Anyone who does receive an asylum entitlement but cannot find a job will in future only receive a further reduced guaranteed minimum income. This will not only degrade them to second-class people, but also force them into poverty and particularly unattractive jobs. The so-called integration is nothing more than forced “adaptation” to the majority. This is done by linking financial services to German language and “values” courses. At the same time, segregation from society is the actual result of these measures. Language courses will soon take place in the asylum hostels themselves and, instead of multilingual instruction or special promotion of German language skills in the classroom, German should be learned in your own time before attending normal classes, or in separate German classes, consisting solely of people whose German is “not good enough”.


While the working class is going to be exploited more strongly than ever and the population is further divided into immigrants and foreigners, workers and unemployed and successful or unsuccessful young people in school, the state repressive apparatus is to be further expanded. There will not only be harsher sentences for sexual and violent offences, the latter of which, incidentally, is easily linkable to resistance to state violence, but new "aggravating circumstances" such as "religious fundamentalist motivated violence" are to be introduced.

The somewhat milder regulations governing punishment of young people under the age of 21 are to be dropped and even in kindergarten children are to have the prevailing bourgeois ideology and authority drummed into them with a "commitment to the constitution, values and social order".
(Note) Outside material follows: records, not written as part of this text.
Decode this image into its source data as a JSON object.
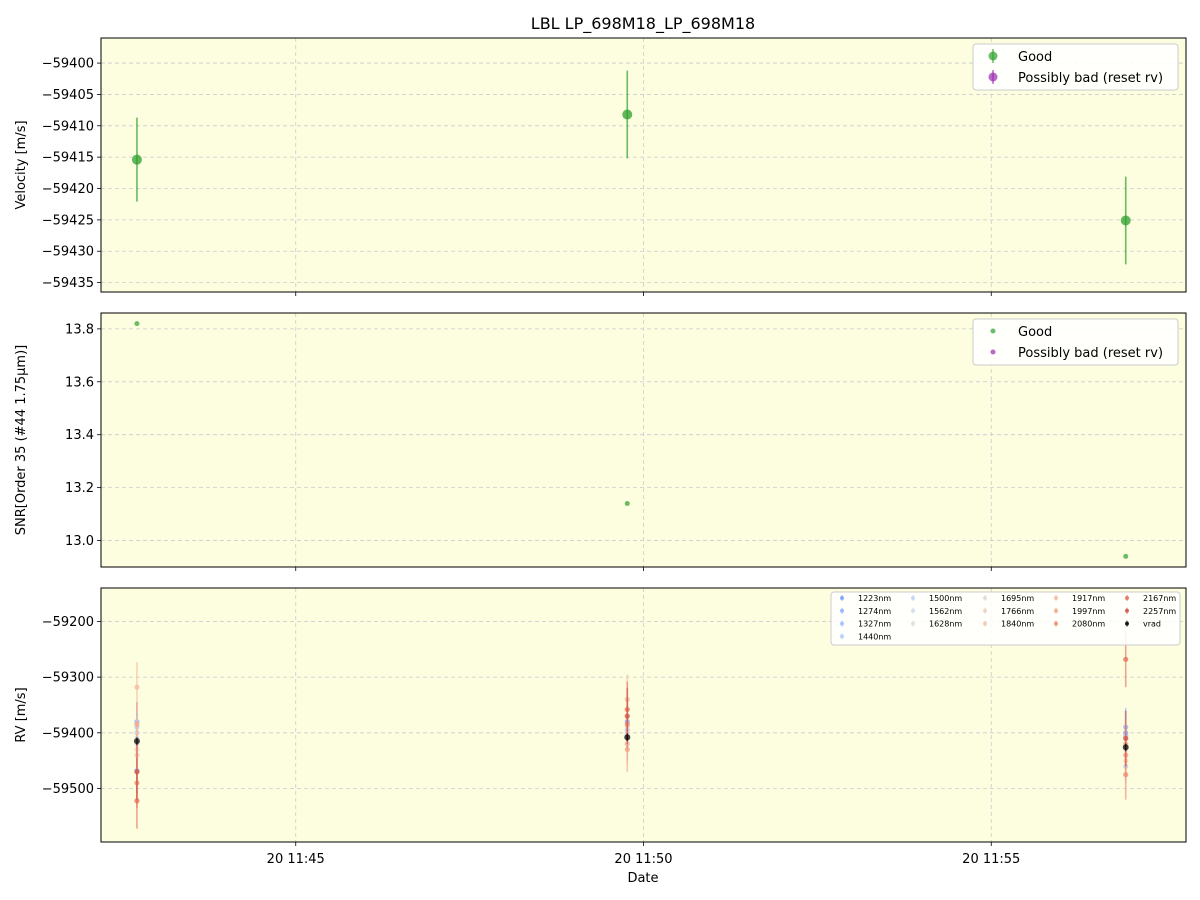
{
  "figure": {
    "title": "LBL LP_698M18_LP_698M18",
    "xlabel": "Date",
    "x_ticks": [
      "20 11:45",
      "20 11:50",
      "20 11:55"
    ]
  },
  "chart_data": [
    {
      "type": "scatter",
      "panel": "velocity",
      "ylabel": "Velocity [m/s]",
      "ylim": [
        -59436.5,
        -59396.0
      ],
      "y_ticks": [
        -59400,
        -59405,
        -59410,
        -59415,
        -59420,
        -59425,
        -59430,
        -59435
      ],
      "x_ticks": [
        "20 11:45",
        "20 11:50",
        "20 11:55"
      ],
      "xlim_minutes": [
        42.2,
        57.8
      ],
      "grid": true,
      "legend_position": "upper right",
      "series": [
        {
          "name": "Good",
          "color": "#2ca02c",
          "points": [
            {
              "x": "11:42:43",
              "y": -59415.4,
              "err": 6.7
            },
            {
              "x": "11:49:46",
              "y": -59408.2,
              "err": 7.0
            },
            {
              "x": "11:56:56",
              "y": -59425.1,
              "err": 7.0
            }
          ]
        },
        {
          "name": "Possibly bad (reset rv)",
          "color": "#9c27b0",
          "points": []
        }
      ]
    },
    {
      "type": "scatter",
      "panel": "snr",
      "ylabel": "SNR[Order 35 (#44 1.75$\\mu$m)]",
      "ylim": [
        12.9,
        13.86
      ],
      "y_ticks": [
        13.0,
        13.2,
        13.4,
        13.6,
        13.8
      ],
      "y_tick_labels": [
        "13.0",
        "13.2",
        "13.4",
        "13.6",
        "13.8"
      ],
      "grid": true,
      "legend_position": "upper right",
      "series": [
        {
          "name": "Good",
          "color": "#2ca02c",
          "points": [
            {
              "x": "11:42:43",
              "y": 13.82
            },
            {
              "x": "11:49:46",
              "y": 13.14
            },
            {
              "x": "11:56:56",
              "y": 12.94
            }
          ]
        },
        {
          "name": "Possibly bad (reset rv)",
          "color": "#9c27b0",
          "points": []
        }
      ]
    },
    {
      "type": "scatter",
      "panel": "rv",
      "ylabel": "RV [m/s]",
      "ylim": [
        -59596,
        -59140
      ],
      "y_ticks": [
        -59200,
        -59300,
        -59400,
        -59500
      ],
      "grid": true,
      "legend_position": "upper right",
      "series": [
        {
          "name": "1223nm",
          "color": "#7b9ff9",
          "points": [
            {
              "x": "11:42:43",
              "y": -59468,
              "err": 40
            },
            {
              "x": "11:49:46",
              "y": -59380,
              "err": 40
            },
            {
              "x": "11:56:56",
              "y": -59400,
              "err": 40
            }
          ]
        },
        {
          "name": "1274nm",
          "color": "#8db0fe",
          "points": [
            {
              "x": "11:42:43",
              "y": -59380,
              "err": 35
            },
            {
              "x": "11:49:46",
              "y": -59410,
              "err": 35
            },
            {
              "x": "11:56:56",
              "y": -59390,
              "err": 35
            }
          ]
        },
        {
          "name": "1327nm",
          "color": "#9ebeff",
          "points": [
            {
              "x": "11:42:43",
              "y": -59400,
              "err": 35
            },
            {
              "x": "11:49:46",
              "y": -59395,
              "err": 35
            },
            {
              "x": "11:56:56",
              "y": -59405,
              "err": 35
            }
          ]
        },
        {
          "name": "1440nm",
          "color": "#b2ccfb",
          "points": [
            {
              "x": "11:42:43",
              "y": -59390,
              "err": 30
            },
            {
              "x": "11:49:46",
              "y": -59420,
              "err": 30
            },
            {
              "x": "11:56:56",
              "y": -59460,
              "err": 30
            }
          ]
        },
        {
          "name": "1500nm",
          "color": "#c0d4f5",
          "points": [
            {
              "x": "11:42:43",
              "y": -59410,
              "err": 30
            },
            {
              "x": "11:49:46",
              "y": -59400,
              "err": 30
            },
            {
              "x": "11:56:56",
              "y": -59410,
              "err": 30
            }
          ]
        },
        {
          "name": "1562nm",
          "color": "#cfdaea",
          "points": [
            {
              "x": "11:42:43",
              "y": -59420,
              "err": 30
            },
            {
              "x": "11:49:46",
              "y": -59405,
              "err": 30
            },
            {
              "x": "11:56:56",
              "y": -59420,
              "err": 30
            }
          ]
        },
        {
          "name": "1628nm",
          "color": "#dcdddd",
          "points": [
            {
              "x": "11:42:43",
              "y": -59415,
              "err": 30
            },
            {
              "x": "11:49:46",
              "y": -59390,
              "err": 30
            },
            {
              "x": "11:56:56",
              "y": -59430,
              "err": 30
            }
          ]
        },
        {
          "name": "1695nm",
          "color": "#e4d9d2",
          "points": [
            {
              "x": "11:42:43",
              "y": -59400,
              "err": 30
            },
            {
              "x": "11:49:46",
              "y": -59400,
              "err": 30
            },
            {
              "x": "11:56:56",
              "y": -59440,
              "err": 30
            }
          ]
        },
        {
          "name": "1766nm",
          "color": "#efcfbf",
          "points": [
            {
              "x": "11:42:43",
              "y": -59430,
              "err": 30
            },
            {
              "x": "11:49:46",
              "y": -59410,
              "err": 30
            },
            {
              "x": "11:56:56",
              "y": -59420,
              "err": 30
            }
          ]
        },
        {
          "name": "1840nm",
          "color": "#f5c4ac",
          "points": [
            {
              "x": "11:42:43",
              "y": -59440,
              "err": 35
            },
            {
              "x": "11:49:46",
              "y": -59420,
              "err": 35
            },
            {
              "x": "11:56:56",
              "y": -59450,
              "err": 35
            }
          ]
        },
        {
          "name": "1917nm",
          "color": "#f7b89c",
          "points": [
            {
              "x": "11:42:43",
              "y": -59318,
              "err": 45
            },
            {
              "x": "11:49:46",
              "y": -59340,
              "err": 45
            },
            {
              "x": "11:56:56",
              "y": -59420,
              "err": 45
            }
          ]
        },
        {
          "name": "1997nm",
          "color": "#f6a385",
          "points": [
            {
              "x": "11:42:43",
              "y": -59385,
              "err": 40
            },
            {
              "x": "11:49:46",
              "y": -59430,
              "err": 40
            },
            {
              "x": "11:56:56",
              "y": -59440,
              "err": 40
            }
          ]
        },
        {
          "name": "2080nm",
          "color": "#ef8a6c",
          "points": [
            {
              "x": "11:42:43",
              "y": -59490,
              "err": 45
            },
            {
              "x": "11:49:46",
              "y": -59385,
              "err": 45
            },
            {
              "x": "11:56:56",
              "y": -59475,
              "err": 45
            }
          ]
        },
        {
          "name": "2167nm",
          "color": "#e46e56",
          "points": [
            {
              "x": "11:42:43",
              "y": -59522,
              "err": 50
            },
            {
              "x": "11:49:46",
              "y": -59358,
              "err": 50
            },
            {
              "x": "11:56:56",
              "y": -59268,
              "err": 50
            }
          ]
        },
        {
          "name": "2257nm",
          "color": "#d55042",
          "points": [
            {
              "x": "11:42:43",
              "y": -59470,
              "err": 50
            },
            {
              "x": "11:49:46",
              "y": -59370,
              "err": 50
            },
            {
              "x": "11:56:56",
              "y": -59410,
              "err": 50
            }
          ]
        },
        {
          "name": "vrad",
          "color": "#000000",
          "points": [
            {
              "x": "11:42:43",
              "y": -59415,
              "err": 7
            },
            {
              "x": "11:49:46",
              "y": -59408,
              "err": 7
            },
            {
              "x": "11:56:56",
              "y": -59426,
              "err": 7
            }
          ]
        }
      ]
    }
  ]
}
Another key project of the government is the expansion of electronic surveillance. Most likely, this will happen using the "Federal Trojan", a malicious software that can spy on smartphones. In addition, the government wants to relax laws on data retention, that is, the obligation of telecom companies to store data on suspected persons. In addition, the police will get 2,000 new recruits and the army will be strengthened.


With the Kurz-Strache government, we are dealing with a right-wing government that asserts the central concerns of the Austrian capitalist class against the interests of the working population. Resistance to this is urgently needed but there is no strong working class force at present. The Socialist Party, SPÖ, in opposition, together with the unions, prefers to oppose the attacks with words rather than actions. A strong alliance of leftist, progressive, anti-racist and union forces is therefore a necessary condition to fight this government.